Vale lembrar que a carga horária mínima de 2.400 horas na FGB para todos/as foi defendida por este Coletivo em abril de 2023 e incorporada ao texto do PL n. 2.601/2023, apresentado por líderes da base do governo Lula meses antes do PL elaborado pelo MEC. Esse e outros posicionamentos aparecem nas diversas notas técnicas que produzimos ao longo da tramitação do PL aprovado pelo Congresso.
O golpe impetrado na Câmara dos Deputados, seja pelo atropelamento do debate e pela votação simbólica, seja pela rejeição dos avanços contidos no texto do Senado, foi comemorado por fundações/institutos empresariais e pela coalizão empresarial Todos pela Educação, que ressaltaram que a essência da reforma de 2017 foi mantida. É nosso dever lembrá-los que grande parte dos problemas do NEM também foi mantida. E não levará muito tempo até que tais problemas sejam sentidos pelos/as estudantes e profissionais da educação nas escolas do país.
Num momento em que os oportunistas que sempre tentaram rebaixar o ensino público dos mais pobres comemoram como vitória os tímidos avanços obtidos com o PL n. 5.230/2023, não podemos esquecer que a própria existência do PL se deve à pressão de estudantes, profissionais da educação, pesquisadores/as e movimentos em defesa da educação como direito.
Apesar de Mendonça, dos acordos espúrios e dos oportunistas de variados matizes, a reforma do ensino médio de Temer e das fundações/institutos empresariais foi parcialmente derrotada.
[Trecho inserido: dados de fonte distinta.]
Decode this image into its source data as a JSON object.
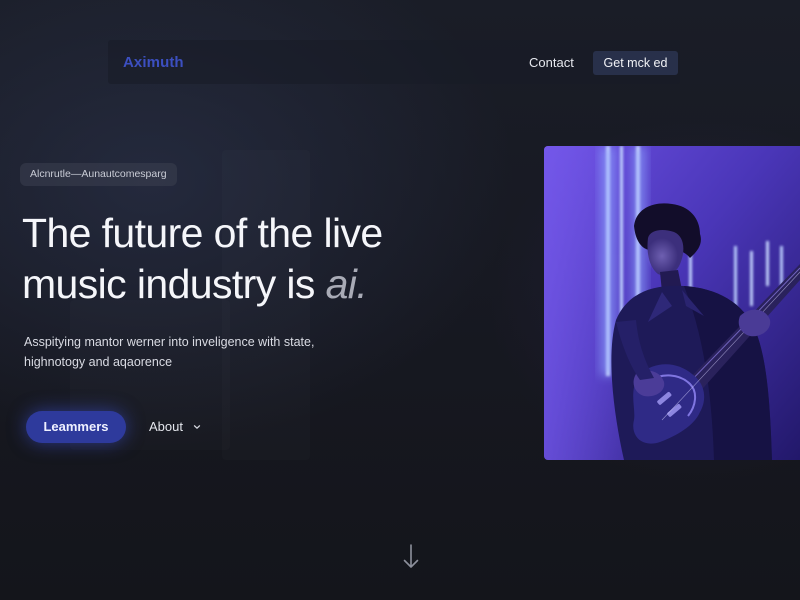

O que esses agentes comemoram é a reversão parcial – via acordão entre a direita e o governo – de sua derrota moral diante da sociedade brasileira.
Um projeto de nação alicerçado no desenvolvimento social, econômico e cultural do seu povo, na superação das desigualdades sociais e educacionais, sustentável e soberano, demanda a construção de uma escola pública à altura. Não será privando os/as estudantes do pleno acesso ao conhecimento científico e a uma formação ética e estética que assegure o direito à educação de qualidade que construiremos uma sociedade livre, plural e democrática.
O assunto da reforma do ensino médio não está encerrado. Estamos diante de um novo início. A luta pela educação pública de qualidade continua!
COLETIVO EM DEFESA DO ENSINO MÉDIO DE QUALIDADE
Ana Paula Corti (IFSP | REPU), Andrea Caldas (Setor de Educação/UFPR), Andressa Pellanda (Campanha Nacional pelo Direito à Educação), Ângela Both Chagas (UFRGS), Carlos Artexes Simões (CEFET-RJ), Carlota Boto (FE/USP), Carmen Sylvia Vidigal de Moraes (FE/USP), Catarina de Almeida Santos (FE/UnB), Christian Lindberg (UFS | OBSEFIS), Cleci Körbes (UFPR | Observatório do Ensino Médio), Cristiano das Neves Bodart (CEDU/UFAL), Daniel Cara (FE/USP | Campanha Nacional pelo Direito à Educação), Elenira Oliveira Vilela (IFSC | Sinasefe | Intersindical CCT), Elizabeth Bezerra Furtado Bolzoni (UECE), Fernando Cássio (FE/USP | REPU), Filomena Lucia Gossler Rodrigues da Silva (IFC), Gaudêncio Frigotto (UERJ), Idevaldo Bodião (Faced/UFC), Jaqueline Moll (Faced/UFRGS), Jean Ordéas (FE/USP), Lucas Barbosa Pelissari (FE/Unicamp), Manoel José Porto Júnior (IFSul | Direção Nacional do Sinasefe), Márcia Aparecida Jacomini (Unifesp | REPU), Marcos Goulart (Faced/UFAM), Maria Ciavatta (UFF), Marise Nogueira Ramos (Fiocruz | UERJ), Mateus Saraiva (Faced/UFRGS), Monica Ribeiro da Silva (UFPR | Observatório do Ensino Médio), Nilson Cardoso (UECE), Rafaela Reis Azevedo de Oliveira (Faced/UFJF | ABECS), Renata Peres Barbosa (UFPR | Observatório do Ensino Médio), Salomão Barros Ximenes (UFABC | REPU), Sandra Regina de Oliveira Garcia (UEL), Sergio Stoco (Unifesp | Cedes | REPU) e Thiago de Jesus Esteves (CEFET-RJ | ABECS).